|Macharg and Others v. Macharg and his Curators
||Trust, Onus Probandi
||Archibald McHarg was the ordinary doer of James McHarg of Keirs. When he died, in July 1774, two bills from McHarg of Keirs were in his possession. One, for £230 sterling, was unendorsed and had been accepted by James McHarg in Tairly. The other was for £264 sterling. McHarg of Keirs argued that it was self-evident that Archibald McHarg had held both of these bills in trust: the first to recover payment, the second as a fund of credit. Keirs petitioned the Court to compel the heirs of Archibald McHarg to either deliver these bills to him or destroy them. The defenders, James McHarg, eldest son of Archibald, and his curators, argued that as these bills had been found in the possession of Archibald McHarg, the burden of proof of possession lay on McHarg of Keirs. Lord Monboddo found that the bills had been put into McHarg's hands by Keirs. The defenders gave representation, and then petitioned the Court to review Monboddo's interlocutors. According to marginalia on the case documents, the Court adhered.
|Robertson v. Robertson
||The trustees for the creditors of David Sibbald held an auction to sell a portion of Sibbald’s effects. At the auction, John Carnegie purchased a stack of wheat and transferred it to the petitioner, Thomas Robertson. Carnegie and Robertson did not grant a bill to the trustees for the price of the wheat, and the trustees eventually raised an action before the sheriff for payment, damages, and expenses. Robertson raised a counter-proceeding, alleging that the trustees owed him payment for certain business matters. The parties engaged in extensive litigation, leading to an order by the Lord Ordinary stating that Robertson had engaged in “manifestly improper conduct” and finding him liable for expenses. Robertson challenged this order on two grounds. First, he argued that his legal actions were justified. Second, he argued that the trustees were not competent to pursue the action because they had already been denuded of their trust. The trustees disputed these claims.

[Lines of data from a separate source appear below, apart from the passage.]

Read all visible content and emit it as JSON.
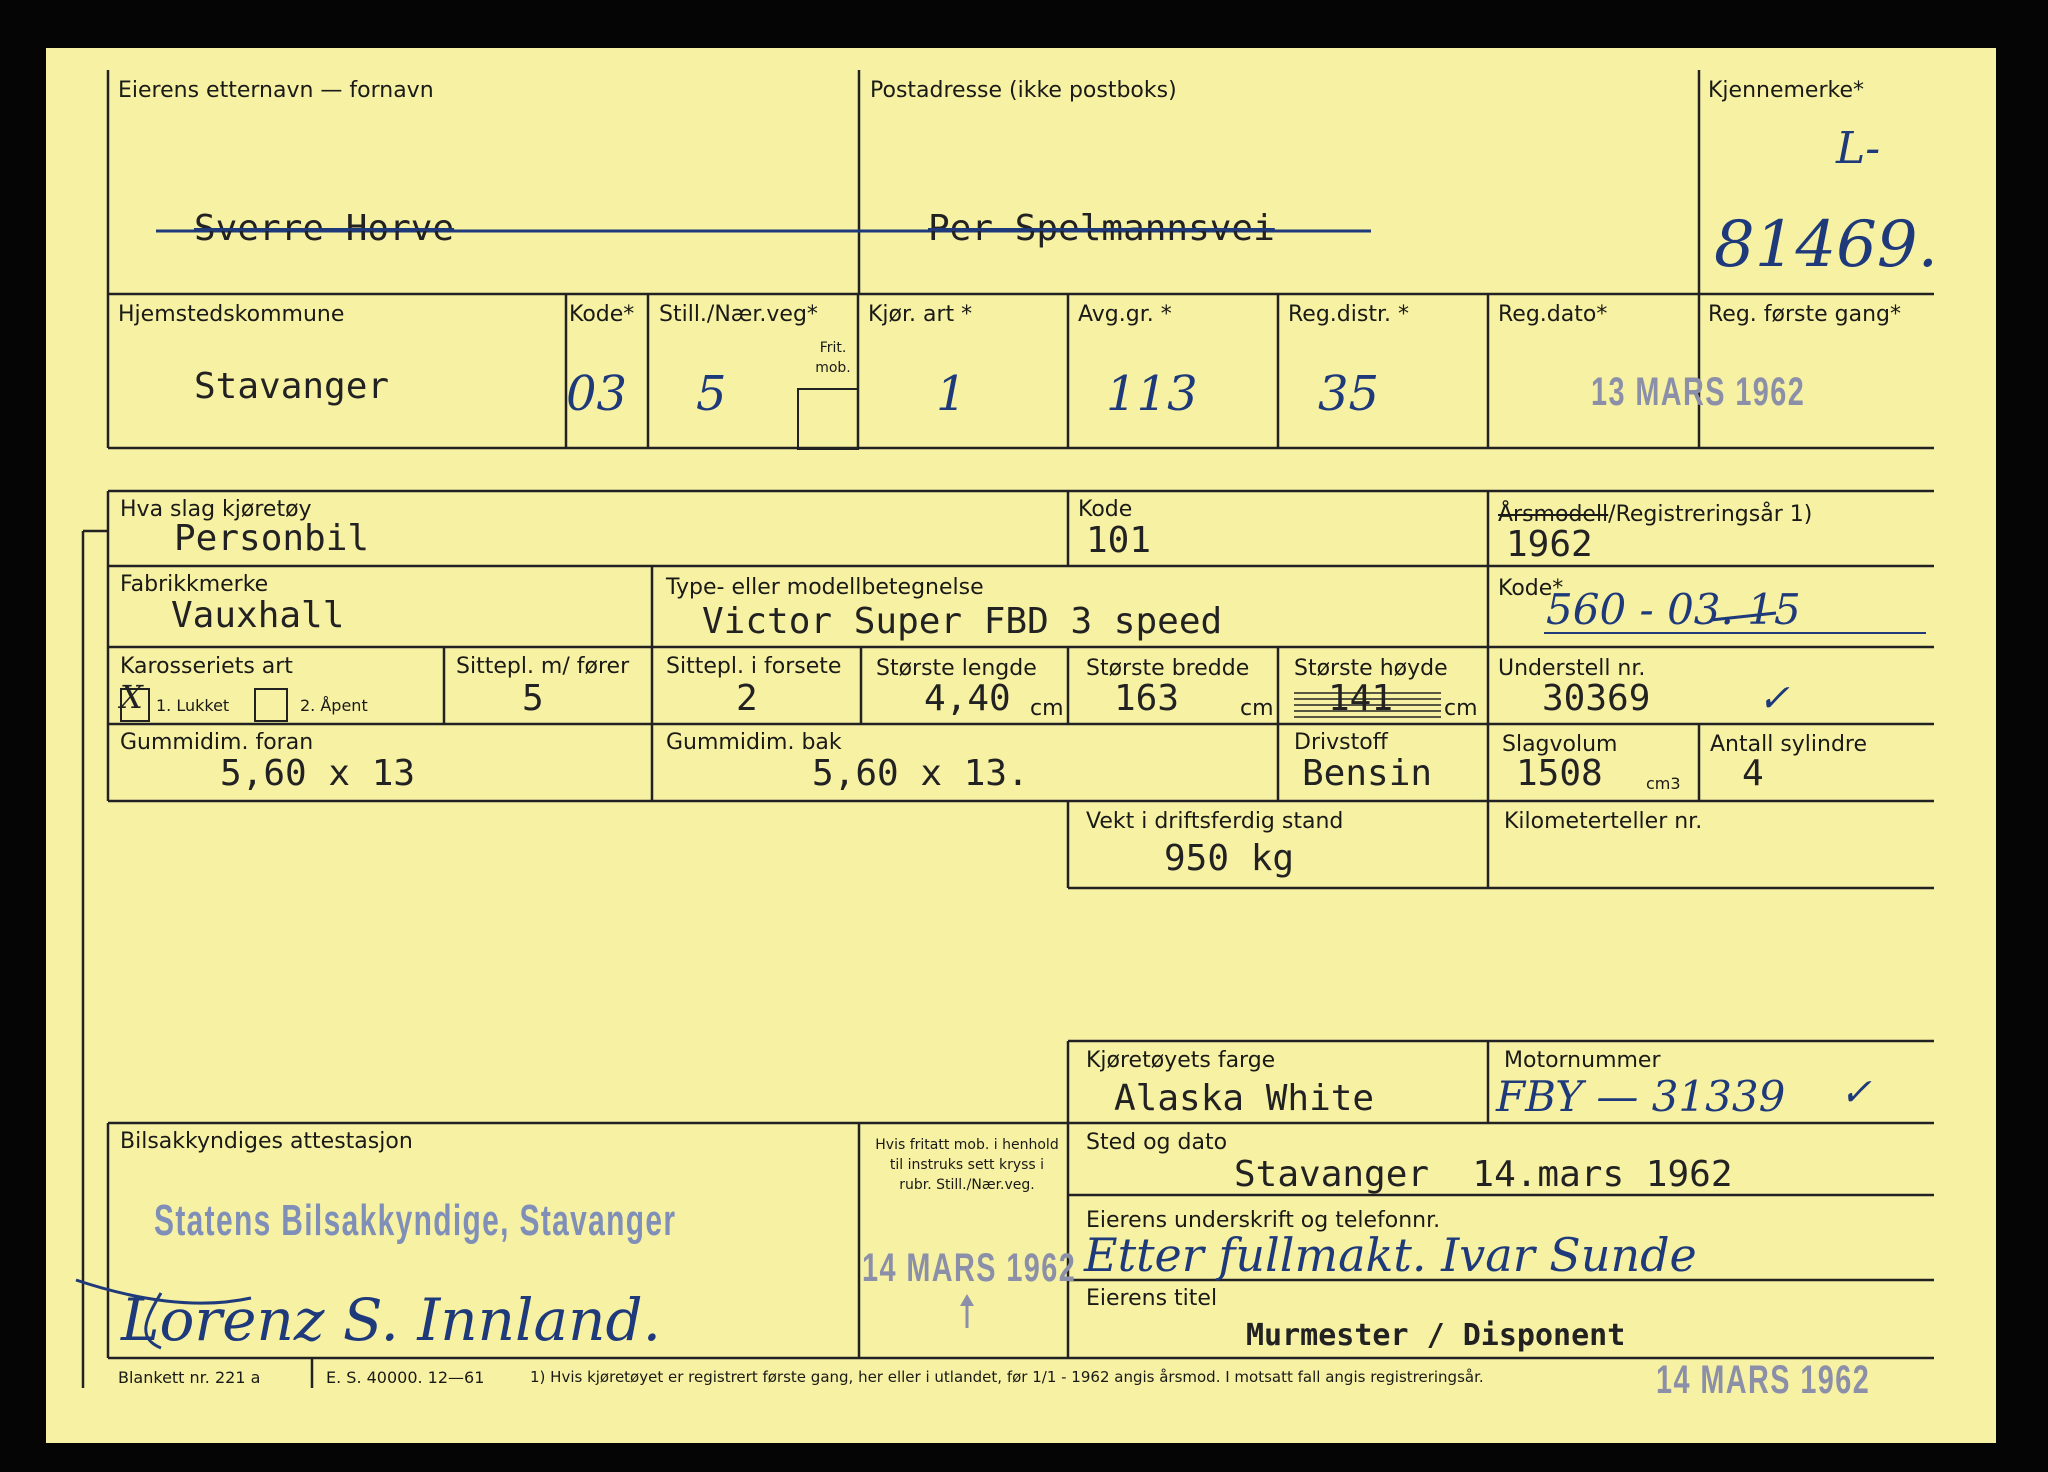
{
  "owner": {
    "name_label": "Eierens etternavn — fornavn",
    "name_value": "Sverre Horve",
    "address_label": "Postadresse (ikke postboks)",
    "address_value": "Per Spelmannsvei",
    "regmark_label": "Kjennemerke*",
    "regmark_prefix": "L-",
    "regmark_value": "81469."
  },
  "registration": {
    "kommune_label": "Hjemstedskommune",
    "kommune_value": "Stavanger",
    "kode_label": "Kode*",
    "kode_value": "03",
    "still_label": "Still./Nær.veg*",
    "still_value": "5",
    "frit_label": "Frit. mob.",
    "kjor_label": "Kjør. art *",
    "kjor_value": "1",
    "avg_label": "Avg.gr. *",
    "avg_value": "113",
    "distr_label": "Reg.distr. *",
    "distr_value": "35",
    "dato_label": "Reg.dato*",
    "dato_value": "13 MARS 1962",
    "forste_label": "Reg. første gang*"
  },
  "vehicle": {
    "type_label": "Hva slag kjøretøy",
    "type_value": "Personbil",
    "kode_label": "Kode",
    "kode_value": "101",
    "year_label_struck": "Årsmodell",
    "year_label_rest": "/Registreringsår 1)",
    "year_value": "1962",
    "make_label": "Fabrikkmerke",
    "make_value": "Vauxhall",
    "model_label": "Type- eller modellbetegnelse",
    "model_value": "Victor Super FBD 3 speed",
    "code2_label": "Kode*",
    "code2_value_a": "560 - ",
    "code2_value_b": "03",
    "code2_value_c": ". 15",
    "body_label": "Karosseriets art",
    "body_mark": "X",
    "body_opt1": "1. Lukket",
    "body_opt2": "2. Åpent",
    "seats_label": "Sittepl. m/ fører",
    "seats_value": "5",
    "front_label": "Sittepl. i forsete",
    "front_value": "2",
    "length_label": "Største lengde",
    "length_value": "4,40",
    "length_unit": "cm",
    "width_label": "Største bredde",
    "width_value": "163",
    "width_unit": "cm",
    "height_label": "Største høyde",
    "height_value": "141",
    "height_unit": "cm",
    "chassis_label": "Understell nr.",
    "chassis_value": "30369",
    "check": "✓",
    "tire_front_label": "Gummidim. foran",
    "tire_front_value": "5,60 x 13",
    "tire_rear_label": "Gummidim. bak",
    "tire_rear_value": "5,60 x 13.",
    "fuel_label": "Drivstoff",
    "fuel_value": "Bensin",
    "volume_label": "Slagvolum",
    "volume_value": "1508",
    "volume_unit": "cm3",
    "cyl_label": "Antall sylindre",
    "cyl_value": "4",
    "weight_label": "Vekt i driftsferdig stand",
    "weight_value": "950 kg",
    "km_label": "Kilometerteller nr.",
    "color_label": "Kjøretøyets farge",
    "color_value": "Alaska White",
    "engine_label": "Motornummer",
    "engine_value": "FBY — 31339"
  },
  "attest": {
    "label": "Bilsakkyndiges attestasjon",
    "stamp_text": "Statens Bilsakkyndige, Stavanger",
    "signature": "Lorenz S. Innland.",
    "note": "Hvis fritatt mob. i henhold til instruks sett kryss i rubr. Still./Nær.veg.",
    "stamp_date": "14 MARS 1962",
    "place_label": "Sted og dato",
    "place_value": "Stavanger  14.mars 1962",
    "owner_sig_label": "Eierens underskrift og telefonnr.",
    "owner_sig_value": "Etter fullmakt. Ivar Sunde",
    "title_label": "Eierens titel",
    "title_value": "Murmester / Disponent"
  },
  "footer": {
    "blankett": "Blankett nr. 221 a",
    "es": "E. S. 40000.  12—61",
    "note": "1)  Hvis kjøretøyet er registrert første gang, her eller i utlandet, før 1/1 - 1962 angis årsmod.  I motsatt fall angis registreringsår.",
    "stamp": "14 MARS 1962"
  }
}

|Trustees of Batties-mains v. Armadale
||Trust, Roup, Estate, Roads
||Mr. Carmichael left the lands known as Batties-mains in his trust for the education of poor scholars at a public school located there. The trust required that the land not be sold, so some of the trustees agreed to rent out parts of the land for a fixed time period to other parties. They subsequently agreed to allow Lord Armadale to build a road through the lands of Batties-mains to his own estate of Smyllum, on the condition that after the renting period was up, he would destroy the road and return the ground to its prior condition. The final trustee to review the agreement, Minister Fergusson, disapproved of a clause which stated that the road would be Lord Armadale's property, and disputed it based on his belief that it undermined the true intent of the original trust.
|Tyson v. Scott
||Defender Walter Scott was a trustee for the late Thomas Cockburn, writer in Edinburgh. Cockburn originally planned to leave much of his estate to his nephew, John Simpson. Learning of Simpson's shortcomings as a businessperson, Cockburn changed his will to set up a trusteeship. Under the trusteeship, his wife Elisabeth Campbell and his nephew John Simpson would receive annual incomes. Cockburn designed the trusteeship to ward off any of Simpson's creditors. Cockburn died on December 2, 1765. On July 31, 1769, an arrestment was used at the instance of pursuer, Edward Tyson, acting as executor for the late John Watson, merchant in London who claimed to be a creditor of Mr. Simpson and Thomas Young, partner in business to Mr. Simpson. Tyson arrested all of Simpson's goods to cover outstanding debts. Tyson sought to collect assets from the Cockburn estate.